Freely subscribe to our NEWSLETTER

These text only emails can look very similar to the regular emails that a business sends and receives. Because there is no URL to rewrite and no attachment to put in a sandbox, so they often bypass Secure Email Gateways (SEG) detection and security filters, and land in an employee’s inbox.

These messages pretend to come from a trusted source. They are often targeted at finance department executives and provide instructions to take an urgent action such as quickly wiring money to a bank account.

This tactic can be compared to a thief using a fake ID at a bank teller to make a withdrawal. In this case, the fake ID is the email itself, purporting to come from the company’s CEO or other trusted individual. The request is to wire a large sum of money directly to a bank account. There is almost always a sense of urgency about the request.

While bank employees may be skilled at spotting fake IDs, employees are generally unskilled at spotting fake emails and will continue to fall for fraudulent email messages, even after receiving training in how to identify them.
Because sending and receiving instructions via email is so commonplace, it is still the perfect platform for mounting a multimillion dollar attack.

According to a study by the Radicati Group, the average employee sends and receives 122 emails a day. Modern email clients often also hide the underlying details of where a message actually came from. Therefore it’s not surprising that employees, even those who have received training on spear phishing, cannot detect the difference between a legitimate request from their CEO and a phony spear phishing email carefully crafted to bypass security protection and appearing to be from a trusted source.

Identifying these text only email attacks becomes an exercise of identifying a needle in a haystack. In one recent case study, Cloudmark found that out of more than 1 million emails, just 19 were text only wire fraud attacks.

These attacks can be significant. In February of 2015, Scoular Co., an Omaha based commodities trader (and one of the top privately held U.S. companies), lost $17.2 million in a spear phishing wire fraud scam.

Just a few months later, Ubiquiti Networks, a San Jose based networking technology company, fell victim to a $46.7 million attack, wiring this sum to a Hong Kong bank account controlled by the attackers.

In January of 2016, fraudsters topped all previous records, making off with $55 million from FACC, an Australian aerospace parts manufacturer.

And then in February, the record for the largest loss from a targeted spear phishing wire fraud attack was broken again when Crelan Bank in Belgium reported it lost $76 million.

In a recent study conducted by Vanson Bourne (commissioned by Cloudmark), more than 90 percent of enterprises surveyed said they had been targeted by spear phishing attacks.
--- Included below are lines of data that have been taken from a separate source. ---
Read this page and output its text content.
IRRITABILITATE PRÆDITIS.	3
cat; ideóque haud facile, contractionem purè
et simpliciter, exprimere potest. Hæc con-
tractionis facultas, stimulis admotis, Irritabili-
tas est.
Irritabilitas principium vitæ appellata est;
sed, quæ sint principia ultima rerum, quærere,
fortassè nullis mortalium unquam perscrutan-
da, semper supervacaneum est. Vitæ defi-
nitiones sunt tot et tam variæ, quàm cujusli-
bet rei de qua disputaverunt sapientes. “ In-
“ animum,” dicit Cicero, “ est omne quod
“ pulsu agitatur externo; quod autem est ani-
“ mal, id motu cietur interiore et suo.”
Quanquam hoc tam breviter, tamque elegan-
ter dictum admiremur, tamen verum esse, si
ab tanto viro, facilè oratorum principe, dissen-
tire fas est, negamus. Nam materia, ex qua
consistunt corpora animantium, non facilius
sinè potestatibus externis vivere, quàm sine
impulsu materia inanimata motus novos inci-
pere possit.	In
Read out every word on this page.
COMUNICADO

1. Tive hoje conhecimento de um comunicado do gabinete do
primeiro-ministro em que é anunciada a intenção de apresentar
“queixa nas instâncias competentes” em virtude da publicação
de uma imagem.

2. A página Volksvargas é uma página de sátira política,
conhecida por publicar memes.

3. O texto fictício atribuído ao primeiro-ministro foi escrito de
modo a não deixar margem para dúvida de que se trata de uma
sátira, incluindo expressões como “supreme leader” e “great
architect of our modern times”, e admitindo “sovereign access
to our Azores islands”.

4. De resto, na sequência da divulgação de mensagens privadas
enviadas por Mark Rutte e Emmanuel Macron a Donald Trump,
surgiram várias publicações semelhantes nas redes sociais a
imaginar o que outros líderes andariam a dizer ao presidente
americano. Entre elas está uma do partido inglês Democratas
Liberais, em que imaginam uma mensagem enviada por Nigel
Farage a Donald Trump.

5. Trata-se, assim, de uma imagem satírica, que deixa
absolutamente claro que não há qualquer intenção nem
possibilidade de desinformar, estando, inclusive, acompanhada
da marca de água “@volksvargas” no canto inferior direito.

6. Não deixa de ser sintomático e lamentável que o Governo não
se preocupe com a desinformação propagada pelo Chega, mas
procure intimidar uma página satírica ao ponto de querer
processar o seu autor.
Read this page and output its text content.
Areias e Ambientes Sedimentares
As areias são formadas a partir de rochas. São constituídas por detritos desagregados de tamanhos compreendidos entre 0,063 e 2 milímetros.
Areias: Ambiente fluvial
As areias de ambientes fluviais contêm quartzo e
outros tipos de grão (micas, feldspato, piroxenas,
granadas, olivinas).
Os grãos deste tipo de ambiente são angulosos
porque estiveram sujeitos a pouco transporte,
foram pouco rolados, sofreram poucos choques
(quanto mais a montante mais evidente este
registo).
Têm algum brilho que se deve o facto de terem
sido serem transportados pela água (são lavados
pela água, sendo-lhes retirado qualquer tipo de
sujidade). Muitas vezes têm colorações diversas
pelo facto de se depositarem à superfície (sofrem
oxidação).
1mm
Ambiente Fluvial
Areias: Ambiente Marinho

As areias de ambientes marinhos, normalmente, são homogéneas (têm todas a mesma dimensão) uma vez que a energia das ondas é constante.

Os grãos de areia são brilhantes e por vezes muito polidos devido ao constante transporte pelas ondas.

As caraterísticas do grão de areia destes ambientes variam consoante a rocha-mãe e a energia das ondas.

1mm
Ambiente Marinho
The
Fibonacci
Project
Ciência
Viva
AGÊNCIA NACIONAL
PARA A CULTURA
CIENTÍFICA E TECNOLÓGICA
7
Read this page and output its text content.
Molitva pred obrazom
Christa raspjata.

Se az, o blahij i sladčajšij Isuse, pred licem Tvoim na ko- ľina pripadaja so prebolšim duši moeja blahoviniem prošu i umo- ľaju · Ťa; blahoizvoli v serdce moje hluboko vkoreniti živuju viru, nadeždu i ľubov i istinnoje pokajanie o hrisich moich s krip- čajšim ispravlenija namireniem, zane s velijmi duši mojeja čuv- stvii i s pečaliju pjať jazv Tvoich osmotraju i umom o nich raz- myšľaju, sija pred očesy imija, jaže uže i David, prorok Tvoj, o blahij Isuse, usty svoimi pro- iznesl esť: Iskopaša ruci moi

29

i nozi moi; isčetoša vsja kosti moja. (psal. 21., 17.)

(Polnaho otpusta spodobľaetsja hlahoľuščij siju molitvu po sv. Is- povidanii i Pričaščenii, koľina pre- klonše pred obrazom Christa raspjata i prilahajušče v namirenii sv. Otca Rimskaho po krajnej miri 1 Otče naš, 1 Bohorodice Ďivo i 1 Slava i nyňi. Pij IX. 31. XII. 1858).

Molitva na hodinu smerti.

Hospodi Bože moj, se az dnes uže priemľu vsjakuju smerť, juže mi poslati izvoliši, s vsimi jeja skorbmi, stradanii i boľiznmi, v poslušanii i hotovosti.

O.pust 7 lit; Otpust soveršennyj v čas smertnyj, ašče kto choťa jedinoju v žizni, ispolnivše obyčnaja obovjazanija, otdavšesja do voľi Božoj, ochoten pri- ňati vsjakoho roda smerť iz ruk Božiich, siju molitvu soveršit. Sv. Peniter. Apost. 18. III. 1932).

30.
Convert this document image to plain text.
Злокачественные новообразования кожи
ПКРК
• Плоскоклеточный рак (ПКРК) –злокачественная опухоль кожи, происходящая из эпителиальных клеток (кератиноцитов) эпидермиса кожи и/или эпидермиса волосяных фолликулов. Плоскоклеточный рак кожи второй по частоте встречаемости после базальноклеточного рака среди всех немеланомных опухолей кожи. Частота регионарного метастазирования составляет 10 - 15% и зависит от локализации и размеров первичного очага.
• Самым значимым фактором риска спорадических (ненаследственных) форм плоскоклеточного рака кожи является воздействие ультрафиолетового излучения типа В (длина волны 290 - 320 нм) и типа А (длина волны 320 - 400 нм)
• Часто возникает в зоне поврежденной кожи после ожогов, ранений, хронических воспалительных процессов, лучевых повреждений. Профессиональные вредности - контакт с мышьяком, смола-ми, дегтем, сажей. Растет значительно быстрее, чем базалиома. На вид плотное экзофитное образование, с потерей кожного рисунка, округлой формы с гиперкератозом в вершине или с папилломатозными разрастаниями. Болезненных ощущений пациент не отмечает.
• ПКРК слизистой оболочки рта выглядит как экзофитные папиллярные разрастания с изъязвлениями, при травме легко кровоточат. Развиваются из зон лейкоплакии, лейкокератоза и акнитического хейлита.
Most relied on SEG and Anti-Virus (AV) to defend themselves against attacks, but overall they estimated that 83% of spear phishing attacks were getting through their defences. Cybercriminals are getting smarter. It’s time for cyber defences to keep up.

Detecting and preventing these attacks requires the combined use of multiple factors, including behavioural learning, sender reputation and content analysis.
By observing a company users’ individual email patterns, the latest solutions can identify spear phishing attacks by learning typical email behaviour - who, what, when and where normal emails come from – and, using anomaly detection, recognize when that behaviour deviates from company specific known norms. By combining anomaly detection with classification of content, the latest solutions can detect that a message is both anomalous and suspicious and therefore is likely to be malicious. Complete solutions will also combine these new techniques with the existing global data about known bad senders, sender reputation, newly created domains and newly created sending infrastructure.

This type of targeted, intelligent solution can then warn both IT and the email recipient – in real time – that an email is likely malicious and of a financial nature, letting IT decide whether to flag it for recipients to evaluate or quarantine it. Such a solution can also display this information on a visual dashboard that keeps IT informed of attacks as they happen in real time. A solution that combines these four forms of detection – behavioural learning, sender’s reputation and context and content analysis - is a powerful tool in the ever growing fight against spear phishing wire fraud attacks.

Slightly more than half of the enterprises in the Vanson Bourne study said they offer training and education (in varying levels) to employees, trying to maintain a human firewall. In addition to preventing spear phishing threats from getting into the email inbox, intelligent spear phishing solutions can also increase the efficiency and effectiveness of these training programs by showing which employees are most at risk. A top notch solution can display this data in real time as well as over time. This enables companies to reduce costs for training (by training fewer people – those most targeted) or target education more effectively.

The Vanson Bourne survey found that finance and IT departments, along with C-Suite executives, are most often targeted by spear phishing attacks. Knowing precisely who is being attacked and the methods used enables enterprises to counteract these threats more effectively.

Spear phishing is clearly a major and growing problem for businesses, and attacks involving text only messages are increasing. Businesses are continuing to lose greater and greater sums due to these attacks. Companies need a solution that identifies the cybercriminals’ newest tactics – with technology that can detect these needle-in-a-haystack spear phishing wire fraud attacks before they reach the inbox.